The concept of frogging didn’t exist to me at all so if I messed up, I shrugged my shoulders and either stitched right over it or pretended it didn’t happen. I remember having a big problem of my thread getting tangled and knotted and in an attempt to untangle it I pulled the thread so hard it snapped. If it didn’t snap it stretched the fabric and the holes in the aida went massive.

The last time I worked on this project was Spring Break when I was 13. I got a large chunk of it done too; I thought if I worked at that pace I would be finished within the year. And then I went and got second-degree rope burns on my hands and couldn’t stitch anymore. (It’s a long story.) I put the project away and didn’t work on it again.

This is how it looked when I put it away for the last time.

This is how it looked when I put it away for the last time.

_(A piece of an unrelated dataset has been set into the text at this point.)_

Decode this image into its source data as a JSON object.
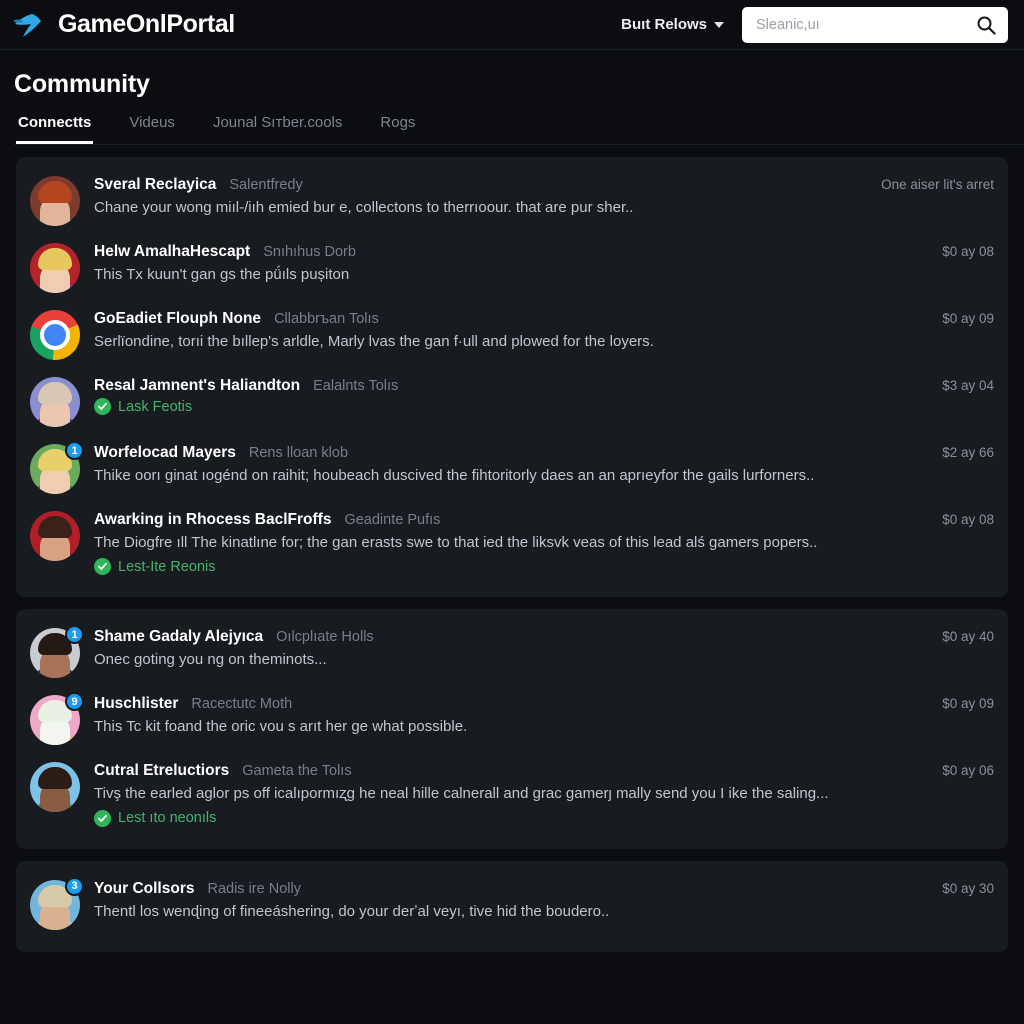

Fast forward seven years to late May of 2013. I’m just starting into my Friday Finishes articles. As I said before, this project would be Friday Finishes #3, but I would need to actually finish it first. So I dug it out of my stitchy box for the first time in years to take a look at it.

It was a total mess. I knew pretty much from the beginning that there was no way I could continue work on the project the way it is. For one thing, the count is way off on the right hand side – like it’s off so bad I couldn’t find my place on the chart. There were permanent marks on the thread and on the fabric I wouldn’t be able to get off. To salvage this piece, I would need to cut out a lot of work I’d done and start over, but I couldn’t do that either. This was a kit, and I had already burned through a lot of the thread.

A Fresh Start!

A Fresh Start!

 

I still wanted to finish the kit. I wanted to see it done! I just couldn’t finish this one in particular. This kit has been out of print for years, so… I turned to eBay, bought an unopened kit of the same project, and started over.

This one is a little bit different from the one I had originally… it’s got a color chart, which is not something the original had, (or maybe it did, I marked on it with marker so I can’t really see the symbols underneath anymore) and for some reason the fabric is a little different. Same color and all, but the bottom is fringed and sectioned off like there’s supposed to be an extra portion of the design down there… but there isn’t? I’m not really sure why the fabric is like that.

And now, here it is, the re-done kit after about three weeks on and off of work:

Current Progress. Looking good!

Current Progress. Looking good!

There you go! The story of my failure and then success of the Native Wolf kit. I plan on working on this as much as I can and finishing it soon, so I can finally add this project to my Friday Finishes after all these years! Until then, it’s still unfinished. I will keep everyone updated as I continue to work on this UFO-turned-WIP of mine!

————————————————————————————–

Progress Report is an update on all my stitching habits, from the kits to the stitching to the finishing process and more! Right now I am featuring a Cat-Themed Rotation of three cat-themed projects, my Wolf Dream Catcher, and a few other piece.

One comment

  • Becky Haase

    I had a dream catcher project that I promised my daughter for her 8th graduation. There were four interlocking dream catchers. Needless to say, when I discovered my count was off those dream catchers were NEVER going to interlock – or even be something resembling circles. So in the botton drawer it went. Several years later I dug it out, frogged a LOT, and finished it – for her college graduation. She still loved it. I love it too.